Basically, from a Linux administration perspective, Ansible is an excellent choice. What we just went through here is basically still entirely ad-hoc – I stand up a server, create a new user called Ansible, add some keys for authentication and start running playbooks and command scripts. Even better, we can use roles to do almost all of this for us and if we are using AWS or Digital Ocean. Even better yet, we can pre-bake keys and users.
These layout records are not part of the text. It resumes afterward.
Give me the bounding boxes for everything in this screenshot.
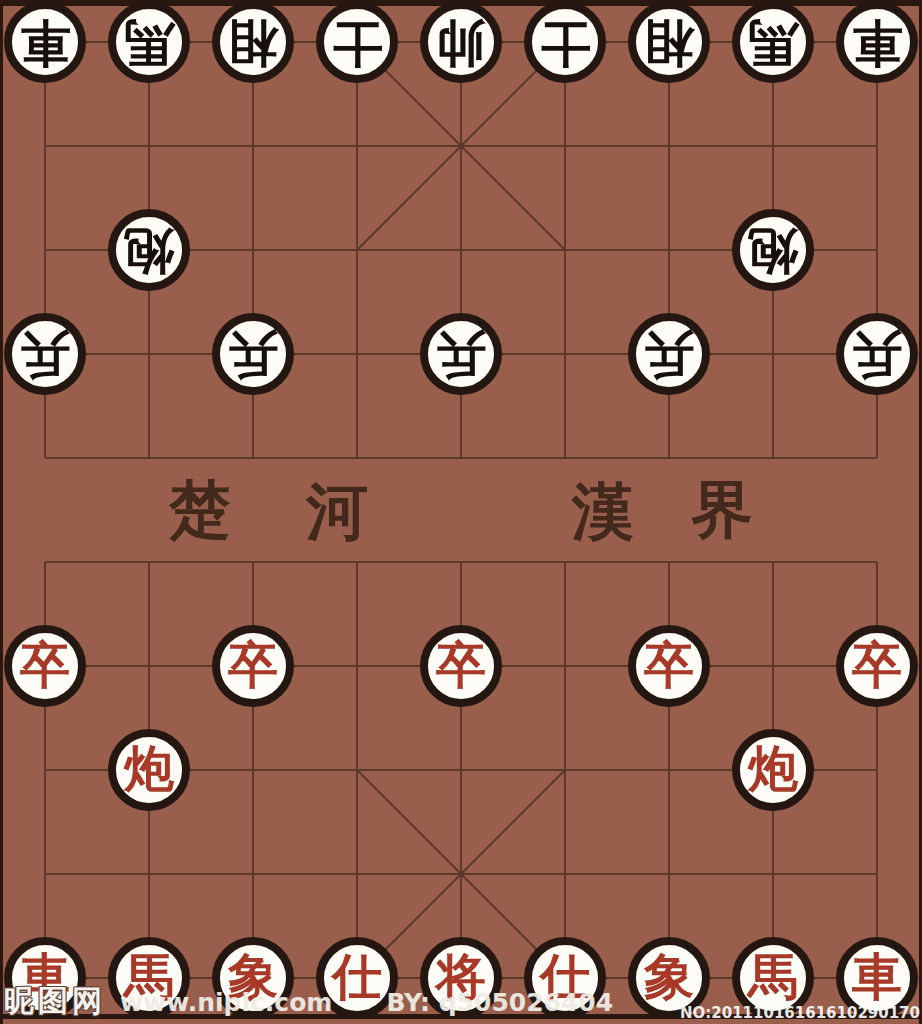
piece-red-soldier[interactable]: 卒: [628, 625, 710, 707]
piece-glyph: 馬: [748, 18, 798, 68]
piece-glyph: 卒: [644, 640, 694, 690]
board-cell: 炮: [721, 718, 825, 822]
piece-black-general[interactable]: 帅: [420, 1, 502, 83]
piece-glyph: 兵: [436, 330, 486, 380]
piece-black-soldier[interactable]: 兵: [212, 313, 294, 395]
board-cell: 卒: [409, 614, 513, 718]
piece-glyph: 炮: [748, 226, 798, 276]
piece-glyph: 車: [852, 18, 902, 68]
piece-black-soldier[interactable]: 兵: [420, 313, 502, 395]
board-cell: 炮: [97, 718, 201, 822]
board-cell: 兵: [409, 302, 513, 406]
piece-red-cannon[interactable]: 炮: [108, 729, 190, 811]
board-cell: 車: [825, 0, 922, 94]
piece-glyph: 馬: [124, 18, 174, 68]
board-cell: 卒: [0, 614, 97, 718]
piece-glyph: 士: [540, 18, 590, 68]
piece-glyph: 卒: [852, 640, 902, 690]
piece-black-soldier[interactable]: 兵: [4, 313, 86, 395]
piece-glyph: 帅: [436, 18, 486, 68]
pieces-layer: 車馬相士帅士相馬車炮炮兵兵兵兵兵卒卒卒卒卒炮炮車馬象仕将仕象馬車: [0, 0, 922, 1024]
piece-red-soldier[interactable]: 卒: [4, 625, 86, 707]
board-cell: 兵: [825, 302, 922, 406]
piece-black-soldier[interactable]: 兵: [628, 313, 710, 395]
piece-black-cannon[interactable]: 炮: [732, 209, 814, 291]
piece-glyph: 士: [332, 18, 382, 68]
piece-glyph: 兵: [20, 330, 70, 380]
piece-black-advisor[interactable]: 士: [524, 1, 606, 83]
piece-glyph: 車: [20, 18, 70, 68]
piece-glyph: 兵: [228, 330, 278, 380]
nipic-url: www.nipic.com: [120, 988, 332, 1017]
board-cell: 炮: [721, 198, 825, 302]
piece-glyph: 卒: [436, 640, 486, 690]
piece-black-soldier[interactable]: 兵: [836, 313, 918, 395]
board-cell: 兵: [0, 302, 97, 406]
board-cell: 馬: [721, 0, 825, 94]
piece-black-chariot[interactable]: 車: [836, 1, 918, 83]
serial-number: NO:20111016161610290170: [680, 1004, 920, 1022]
piece-black-elephant[interactable]: 相: [628, 1, 710, 83]
board-cell: 卒: [201, 614, 305, 718]
piece-black-elephant[interactable]: 相: [212, 1, 294, 83]
board-cell: 馬: [97, 0, 201, 94]
piece-glyph: 馬: [748, 952, 798, 1002]
board-cell: 卒: [825, 614, 922, 718]
piece-glyph: 兵: [644, 330, 694, 380]
piece-glyph: 相: [644, 18, 694, 68]
board-cell: 炮: [97, 198, 201, 302]
piece-black-advisor[interactable]: 士: [316, 1, 398, 83]
board-cell: 卒: [617, 614, 721, 718]
board-cell: 兵: [201, 302, 305, 406]
piece-black-horse[interactable]: 馬: [108, 1, 190, 83]
board-cell: 兵: [617, 302, 721, 406]
board-cell: 士: [513, 0, 617, 94]
piece-glyph: 象: [644, 952, 694, 1002]
nipic-logo: 昵图网: [4, 981, 106, 1022]
author-credit: BY: q505026404: [386, 988, 613, 1017]
xiangqi-board: 楚 河 漢 界 車馬相士帅士相馬車炮炮兵兵兵兵兵卒卒卒卒卒炮炮車馬象仕将仕象馬車…: [0, 0, 922, 1024]
piece-red-soldier[interactable]: 卒: [420, 625, 502, 707]
watermark-left: 昵图网 www.nipic.com BY: q505026404: [4, 981, 613, 1022]
piece-glyph: 車: [852, 952, 902, 1002]
piece-glyph: 兵: [852, 330, 902, 380]
board-cell: 帅: [409, 0, 513, 94]
piece-glyph: 炮: [124, 226, 174, 276]
piece-black-horse[interactable]: 馬: [732, 1, 814, 83]
piece-red-soldier[interactable]: 卒: [212, 625, 294, 707]
piece-glyph: 卒: [20, 640, 70, 690]
piece-glyph: 炮: [124, 744, 174, 794]
piece-glyph: 炮: [748, 744, 798, 794]
board-cell: 相: [201, 0, 305, 94]
board-cell: 士: [305, 0, 409, 94]
piece-glyph: 卒: [228, 640, 278, 690]
piece-glyph: 相: [228, 18, 278, 68]
piece-red-cannon[interactable]: 炮: [732, 729, 814, 811]
board-cell: 車: [0, 0, 97, 94]
piece-black-cannon[interactable]: 炮: [108, 209, 190, 291]
piece-red-soldier[interactable]: 卒: [836, 625, 918, 707]
board-cell: 相: [617, 0, 721, 94]
piece-black-chariot[interactable]: 車: [4, 1, 86, 83]
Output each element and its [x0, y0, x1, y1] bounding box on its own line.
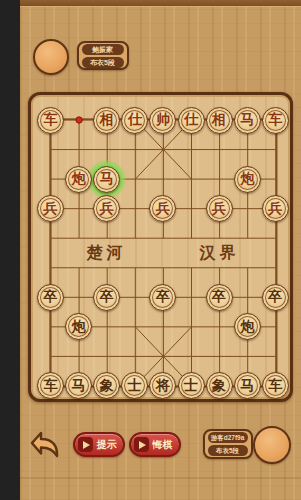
piece-black-soldier[interactable]: 卒 [262, 284, 289, 311]
river-label-right: 汉界 [185, 243, 255, 264]
last-move-origin-dot [75, 117, 81, 123]
player-avatar [253, 426, 291, 464]
piece-red-elephant[interactable]: 相 [206, 107, 233, 134]
top-wood-strip [20, 0, 301, 7]
piece-red-soldier[interactable]: 兵 [37, 195, 64, 222]
piece-red-chariot[interactable]: 车 [37, 107, 64, 134]
piece-black-elephant[interactable]: 象 [206, 372, 233, 399]
board-grid [31, 95, 296, 405]
back-button[interactable] [29, 425, 61, 463]
wood-seam [20, 477, 301, 479]
opponent-rank: 布衣5段 [82, 57, 124, 68]
piece-red-soldier[interactable]: 兵 [262, 195, 289, 222]
piece-black-horse[interactable]: 马 [234, 372, 261, 399]
piece-black-cannon[interactable]: 炮 [234, 313, 261, 340]
play-icon [134, 437, 149, 452]
undo-arrow-icon [29, 425, 61, 463]
hint-button[interactable]: 提示 [73, 432, 125, 457]
piece-black-soldier[interactable]: 卒 [206, 284, 233, 311]
piece-red-cannon[interactable]: 炮 [234, 166, 261, 193]
piece-red-soldier[interactable]: 兵 [206, 195, 233, 222]
piece-red-chariot[interactable]: 车 [262, 107, 289, 134]
undo-button-label: 悔棋 [153, 438, 173, 452]
piece-red-cannon[interactable]: 炮 [65, 166, 92, 193]
player-name: 游客d27f9a [208, 432, 248, 443]
opponent-avatar [33, 39, 69, 75]
opponent-info-badge: 鲍振家 布衣5段 [77, 41, 129, 70]
piece-black-soldier[interactable]: 卒 [149, 284, 176, 311]
piece-red-advisor[interactable]: 仕 [178, 107, 205, 134]
game-screen: 鲍振家 布衣5段 楚河 汉界 车相仕帅仕相马车炮马炮兵兵兵兵兵卒卒卒卒卒炮炮车马… [20, 0, 301, 500]
river-label-left: 楚河 [72, 243, 142, 264]
xiangqi-board[interactable]: 楚河 汉界 车相仕帅仕相马车炮马炮兵兵兵兵兵卒卒卒卒卒炮炮车马象士将士象马车 [28, 92, 293, 402]
piece-red-horse[interactable]: 马 [93, 166, 120, 193]
piece-black-soldier[interactable]: 卒 [37, 284, 64, 311]
piece-black-soldier[interactable]: 卒 [93, 284, 120, 311]
player-info-badge: 游客d27f9a 布衣5段 [203, 429, 253, 459]
piece-black-advisor[interactable]: 士 [178, 372, 205, 399]
player-rank: 布衣5段 [208, 445, 248, 456]
undo-button[interactable]: 悔棋 [129, 432, 181, 457]
hint-button-label: 提示 [97, 438, 117, 452]
piece-red-general[interactable]: 帅 [149, 107, 176, 134]
piece-red-horse[interactable]: 马 [234, 107, 261, 134]
play-icon [78, 437, 93, 452]
piece-red-elephant[interactable]: 相 [93, 107, 120, 134]
opponent-name: 鲍振家 [82, 44, 124, 55]
piece-red-advisor[interactable]: 仕 [121, 107, 148, 134]
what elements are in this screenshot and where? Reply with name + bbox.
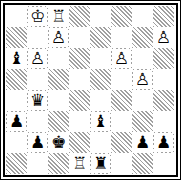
square-h5[interactable]: [153, 69, 174, 90]
square-b1[interactable]: [27, 153, 48, 174]
square-g4[interactable]: [132, 90, 153, 111]
piece-black-pawn-a3[interactable]: ♟: [7, 112, 26, 131]
square-e1[interactable]: ♜: [90, 153, 111, 174]
square-e2[interactable]: [90, 132, 111, 153]
square-d3[interactable]: [69, 111, 90, 132]
square-c1[interactable]: [48, 153, 69, 174]
square-g2[interactable]: ♟: [132, 132, 153, 153]
square-g6[interactable]: [132, 48, 153, 69]
square-e7[interactable]: [90, 27, 111, 48]
square-c3[interactable]: [48, 111, 69, 132]
square-c7[interactable]: ♙: [48, 27, 69, 48]
square-f4[interactable]: [111, 90, 132, 111]
piece-white-rook-d1[interactable]: ♖: [70, 154, 89, 173]
square-a7[interactable]: [6, 27, 27, 48]
square-b5[interactable]: [27, 69, 48, 90]
square-a1[interactable]: [6, 153, 27, 174]
square-f3[interactable]: [111, 111, 132, 132]
piece-black-pawn-b2[interactable]: ♟: [28, 133, 47, 152]
piece-black-queen-b4[interactable]: ♛: [28, 91, 47, 110]
square-g1[interactable]: [132, 153, 153, 174]
piece-white-pawn-h7[interactable]: ♙: [154, 28, 173, 47]
square-e3[interactable]: ♝: [90, 111, 111, 132]
square-g3[interactable]: [132, 111, 153, 132]
square-d7[interactable]: [69, 27, 90, 48]
square-f7[interactable]: [111, 27, 132, 48]
square-d6[interactable]: [69, 48, 90, 69]
square-g5[interactable]: ♙: [132, 69, 153, 90]
piece-white-pawn-c7[interactable]: ♙: [49, 28, 68, 47]
square-h8[interactable]: [153, 6, 174, 27]
square-e4[interactable]: [90, 90, 111, 111]
square-c6[interactable]: [48, 48, 69, 69]
square-d2[interactable]: [69, 132, 90, 153]
piece-black-rook-e1[interactable]: ♜: [91, 154, 110, 173]
piece-black-bishop-a6[interactable]: ♝: [7, 49, 26, 68]
square-h1[interactable]: [153, 153, 174, 174]
square-a8[interactable]: [6, 6, 27, 27]
square-g7[interactable]: [132, 27, 153, 48]
square-h7[interactable]: ♙: [153, 27, 174, 48]
square-g8[interactable]: [132, 6, 153, 27]
square-a5[interactable]: [6, 69, 27, 90]
piece-white-king-b8[interactable]: ♔: [28, 7, 47, 26]
square-f8[interactable]: [111, 6, 132, 27]
square-f6[interactable]: ♙: [111, 48, 132, 69]
square-a4[interactable]: [6, 90, 27, 111]
square-h2[interactable]: ♟: [153, 132, 174, 153]
square-d4[interactable]: [69, 90, 90, 111]
square-f1[interactable]: [111, 153, 132, 174]
square-e5[interactable]: [90, 69, 111, 90]
square-a2[interactable]: [6, 132, 27, 153]
square-b2[interactable]: ♟: [27, 132, 48, 153]
chess-board: ♔♖♙♙♝♙♙♙♛♟♝♟♚♟♟♖♜: [6, 6, 174, 174]
piece-black-bishop-e3[interactable]: ♝: [91, 112, 110, 131]
square-b7[interactable]: [27, 27, 48, 48]
square-d5[interactable]: [69, 69, 90, 90]
square-b6[interactable]: ♙: [27, 48, 48, 69]
square-h4[interactable]: [153, 90, 174, 111]
piece-black-pawn-g2[interactable]: ♟: [133, 133, 152, 152]
square-b4[interactable]: ♛: [27, 90, 48, 111]
square-c8[interactable]: ♖: [48, 6, 69, 27]
square-c2[interactable]: ♚: [48, 132, 69, 153]
square-e6[interactable]: [90, 48, 111, 69]
square-e8[interactable]: [90, 6, 111, 27]
square-b3[interactable]: [27, 111, 48, 132]
piece-white-pawn-b6[interactable]: ♙: [28, 49, 47, 68]
square-d1[interactable]: ♖: [69, 153, 90, 174]
square-f2[interactable]: [111, 132, 132, 153]
chess-diagram: ♔♖♙♙♝♙♙♙♛♟♝♟♚♟♟♖♜: [0, 0, 181, 180]
square-a6[interactable]: ♝: [6, 48, 27, 69]
piece-white-pawn-g5[interactable]: ♙: [133, 70, 152, 89]
piece-black-pawn-h2[interactable]: ♟: [154, 133, 173, 152]
piece-white-rook-c8[interactable]: ♖: [49, 7, 68, 26]
square-c5[interactable]: [48, 69, 69, 90]
piece-white-pawn-f6[interactable]: ♙: [112, 49, 131, 68]
piece-black-king-c2[interactable]: ♚: [49, 133, 68, 152]
square-f5[interactable]: [111, 69, 132, 90]
square-h3[interactable]: [153, 111, 174, 132]
square-a3[interactable]: ♟: [6, 111, 27, 132]
square-h6[interactable]: [153, 48, 174, 69]
square-d8[interactable]: [69, 6, 90, 27]
square-c4[interactable]: [48, 90, 69, 111]
square-b8[interactable]: ♔: [27, 6, 48, 27]
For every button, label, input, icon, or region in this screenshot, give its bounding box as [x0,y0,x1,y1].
If you get to this point, take a look at this last hyperlink – it describes how to bake all of your .yml scripts into a single playbook for use as a “bootstrapper.” Build a Linux box, add a key for Ansible to authenticate with, in five minutes I have a system online, fully firewalled, logging enabled, configured to spec, completely patched, booted and contributing services to digital hyperspace.